Both financial income and health changes to become a more limited and fragile resource for most people when they get older. Thus, it is not unexpected, and in line with the existing literature [1], that the fraction of people with a low willingness to take risks related to economy and personal health increased from 30-50% among 51-60 years-old to around 60% among respondents between 71 and 80 years-of-age. As already mentioned above, these domainspecific risk aversities are significantly higher than those given for unspecified risk aversity. An interesting finding here is, however, that the fraction (4-6% across genders) of respondents stating a high willingness to take risks related to economy and personal health does not decrease with increasing age– for females it actually increases. The finding could be explained by the increasing life expectancy over the last decades, where an increasing fraction of the Danish/Northern European populations keep at good health for longer [18], and likewise that a certain fraction of the population has accrued sufficient economy through their working life to enable them to continue with comparable economy even after retirement due to individual and governmental supported pensions, investments etc. The implications of this finding could be significant for the insurance and pension business. It should, however, not be overseen, that the by far largest group of respondents state an increasing risk aversity that could perhaps be seen as worry for their economic as well as health situation in their older age.
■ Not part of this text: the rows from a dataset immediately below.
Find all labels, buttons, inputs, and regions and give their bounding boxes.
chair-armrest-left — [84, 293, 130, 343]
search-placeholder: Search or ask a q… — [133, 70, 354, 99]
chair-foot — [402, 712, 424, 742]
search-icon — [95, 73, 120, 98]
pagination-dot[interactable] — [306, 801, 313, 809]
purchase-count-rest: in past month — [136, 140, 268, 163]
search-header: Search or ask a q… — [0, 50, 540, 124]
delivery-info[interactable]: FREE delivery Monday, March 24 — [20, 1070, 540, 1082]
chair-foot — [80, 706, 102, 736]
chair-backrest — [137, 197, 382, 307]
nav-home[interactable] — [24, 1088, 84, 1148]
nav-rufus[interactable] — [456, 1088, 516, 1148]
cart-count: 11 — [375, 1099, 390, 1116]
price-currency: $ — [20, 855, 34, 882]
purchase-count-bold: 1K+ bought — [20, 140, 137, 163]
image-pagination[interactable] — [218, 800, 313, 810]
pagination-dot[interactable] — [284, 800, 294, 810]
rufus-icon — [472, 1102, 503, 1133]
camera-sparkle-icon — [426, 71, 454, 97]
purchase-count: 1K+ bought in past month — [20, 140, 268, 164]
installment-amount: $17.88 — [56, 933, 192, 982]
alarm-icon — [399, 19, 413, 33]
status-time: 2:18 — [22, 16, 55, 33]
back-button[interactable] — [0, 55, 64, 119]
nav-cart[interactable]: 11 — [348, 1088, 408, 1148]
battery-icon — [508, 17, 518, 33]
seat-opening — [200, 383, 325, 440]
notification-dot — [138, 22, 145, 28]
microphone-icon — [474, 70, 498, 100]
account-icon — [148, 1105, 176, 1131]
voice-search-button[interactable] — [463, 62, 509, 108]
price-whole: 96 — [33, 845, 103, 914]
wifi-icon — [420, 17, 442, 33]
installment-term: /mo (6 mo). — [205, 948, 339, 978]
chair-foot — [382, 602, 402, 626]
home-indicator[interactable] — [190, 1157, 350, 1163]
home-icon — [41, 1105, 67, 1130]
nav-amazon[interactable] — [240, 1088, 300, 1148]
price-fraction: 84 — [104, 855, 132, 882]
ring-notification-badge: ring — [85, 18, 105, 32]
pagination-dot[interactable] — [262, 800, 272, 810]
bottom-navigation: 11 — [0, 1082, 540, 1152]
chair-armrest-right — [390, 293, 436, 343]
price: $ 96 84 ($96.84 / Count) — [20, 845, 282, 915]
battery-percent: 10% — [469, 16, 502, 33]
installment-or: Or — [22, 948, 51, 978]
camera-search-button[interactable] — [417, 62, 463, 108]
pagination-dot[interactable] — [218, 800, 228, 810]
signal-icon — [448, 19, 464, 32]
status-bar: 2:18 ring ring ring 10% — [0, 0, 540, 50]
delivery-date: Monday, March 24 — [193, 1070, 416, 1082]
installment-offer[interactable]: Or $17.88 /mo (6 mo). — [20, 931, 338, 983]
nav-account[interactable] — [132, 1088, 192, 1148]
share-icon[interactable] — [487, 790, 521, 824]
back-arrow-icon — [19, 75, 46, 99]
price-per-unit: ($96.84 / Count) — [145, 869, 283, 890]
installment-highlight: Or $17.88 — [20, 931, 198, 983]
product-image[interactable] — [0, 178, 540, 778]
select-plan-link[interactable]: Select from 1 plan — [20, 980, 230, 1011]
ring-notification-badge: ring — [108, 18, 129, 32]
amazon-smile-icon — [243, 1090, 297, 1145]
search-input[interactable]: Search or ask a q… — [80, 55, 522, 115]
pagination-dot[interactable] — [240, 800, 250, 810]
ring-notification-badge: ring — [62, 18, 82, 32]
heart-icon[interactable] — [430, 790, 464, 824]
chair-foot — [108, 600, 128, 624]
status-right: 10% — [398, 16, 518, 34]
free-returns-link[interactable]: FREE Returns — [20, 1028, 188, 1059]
Placing our findings in a broader public health and policy framework means that initiatives either dependent upon or intended to change risk behavior among the growing fraction of elderly will need to consider that this group of citizens not necessarily have the same perceptions of risk than younger citizens, and that a significant scenario-dependent variability exists between risktaking propensities. To avoid unintended worries related to risk scenarios with an already very high focus among most elderly such as economy or health issues, a more targeted approach to publicly issued risk communication/campaigns directed towards elderly may be needed.